Brand sentiment analysis is, to put it simply, a way of determining the general attitude toward your brand, product, or service. Nowadays, the easiest way to analyze brand sentiment is through media monitoring tools. Customers often express their feeling or option toward the brand on social media channels. These opinions will give insight on the brand’s position. The sentimental is determined mostly just as positive, negative, or neutral (MediaToolKit)

Project Overview

2. Happy Path

  • connect with big data streams to ingest twtiter data.
Script Planning
  • producer.py
  • consumer.py
  • config (.env)
  • Dockerfile
  • run.sh

3. Tech Stack

  • Kafka, Spark Streaming, Confluent Cloud, Databricks, Delta Lake, Spark NLP

4. Procedure

There were three options to choose for this project. The first Option I considered was the combination of Kafka and Spark streaming. The second option was the combination of socket and Spark streaming, and third is the combination of Confluent Cloud and Databricks.

Option 1.

  • Docker Platform

Twitter - Kafka - Spark Streaming

Option 2

  • local environment

Twitter - Socket - Spark Streaming

Option 3.

Combination of Confluent Cloud and Databricks
Twitter - Kafka - Spark Streaming

After tons of trials&errors and concerns, I decided to go for Option 3. There are few reasons, first, I faced some struggles while submiting python file for spark streaming. My local environment kept giving me errors whenever I tried to submit the python file with spark-submit command. Second, I wanted to try different cloud platform, and found out that Confluent Cloud performs reall well. For the Spark Streaming, Databricks was used since it is well organized and easy to setup for Spark Streaming and have Delta Lake.

5. What is Spark Streaming?

  • Data is continuously flowing in so that it’s a bit different than working with batch data.
  • Processing engine to process data in real-time from sources and output data to external storage systems.
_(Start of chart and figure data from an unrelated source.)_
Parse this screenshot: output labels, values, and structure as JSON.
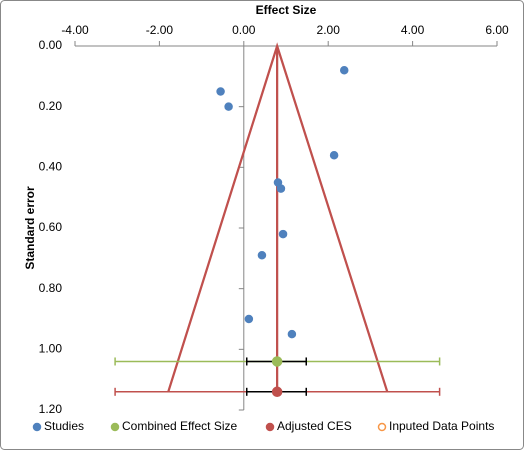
{
  "chart_data": {
    "type": "scatter",
    "x_title": "Effect Size",
    "y_title": "Standard error",
    "xlim": [
      -4,
      6
    ],
    "ylim": [
      0,
      1.2
    ],
    "y_inverted": true,
    "x_axis_position": "top",
    "xticks": [
      {
        "value": -4,
        "label": "-4.00"
      },
      {
        "value": -2,
        "label": "-2.00"
      },
      {
        "value": 0,
        "label": "0.00"
      },
      {
        "value": 2,
        "label": "2.00"
      },
      {
        "value": 4,
        "label": "4.00"
      },
      {
        "value": 6,
        "label": "6.00"
      }
    ],
    "yticks": [
      {
        "value": 0,
        "label": "0.00"
      },
      {
        "value": 0.2,
        "label": "0.20"
      },
      {
        "value": 0.4,
        "label": "0.40"
      },
      {
        "value": 0.6,
        "label": "0.60"
      },
      {
        "value": 0.8,
        "label": "0.80"
      },
      {
        "value": 1.0,
        "label": "1.00"
      },
      {
        "value": 1.2,
        "label": "1.20"
      }
    ],
    "legend": "bottom",
    "series": [
      {
        "name": "Studies",
        "color": "#4f81bd",
        "marker": "filled",
        "x": [
          2.38,
          -0.55,
          -0.36,
          2.14,
          0.81,
          0.88,
          0.93,
          0.43,
          0.12,
          1.14
        ],
        "y": [
          0.08,
          0.15,
          0.2,
          0.36,
          0.45,
          0.47,
          0.62,
          0.69,
          0.9,
          0.95
        ]
      },
      {
        "name": "Combined Effect Size",
        "color": "#9bbb59",
        "marker": "filled",
        "x": [
          0.79
        ],
        "y": [
          1.04
        ],
        "x_range": [
          -3.05,
          4.64
        ],
        "x_error_range": [
          0.07,
          1.48
        ]
      },
      {
        "name": "Adjusted CES",
        "color": "#c0504d",
        "marker": "filled",
        "x": [
          0.79
        ],
        "y": [
          1.14
        ],
        "x_range": [
          -3.05,
          4.64
        ],
        "x_error_range": [
          0.07,
          1.48
        ]
      },
      {
        "name": "Inputed Data Points",
        "color": "#f79646",
        "marker": "hollow",
        "x": [],
        "y": []
      }
    ],
    "lines": [
      {
        "color": "#c0504d",
        "x": [
          -1.79,
          0.79,
          3.4
        ],
        "y": [
          1.14,
          0,
          1.14
        ]
      },
      {
        "color": "#c0504d",
        "x": [
          0.79,
          0.79
        ],
        "y": [
          0,
          1.14
        ]
      }
    ]
  }
}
STREAMING API is diffrent than API calls. For Streaming API, we just make one request to API that opens up portal where all of the event/data are going to be streaming back to client.

Spark Streaming vs Spark Structured Streaming

Identify Input sources

  • File Source: reads files written in a directory as a stream of data. Supported file formats are text, CSV, JSON, ORC, Parquet
  • kafka Source: Reads data from Kafka.
  • Socket Source(for testing): Reads UTF8 text data from a socket connection. The listening server socket is at the driver.

Identify Output Modes

  • Append Mode: Spark will output only newly processed row since the last trigger
  • Update Mode: Spark will output only updated rows since the last trigger
  • Complete mode: Spark will output all the rows it has processed so far.

Output Sinks

  • File sink: Store the output to a directory
  • Kafka sink: Store the output to one or more topics in Kafka
  • Console sink (for debugging): The output is printed to the console/stdout every time there is a trigger
  • Memory sink (for debugging): The output is sotred in memory as an in-memory table

Testing locally with sockets

Testing with sockets helps you to design the overall data extraction, transformation and storage place in your local environment.

Once you scale up, other services such as Kafka can replace the socket.

Socket is like an electric socket. Data is coming into the socket like electricity and then Spark is the plug that accepts that electricity and sends it to your data stroage place.

Real Examples of data streaming

  • Chat bots
  • Message apps
  • Real-time ML prediction like Netflix, Amazon
  • E-commerce apps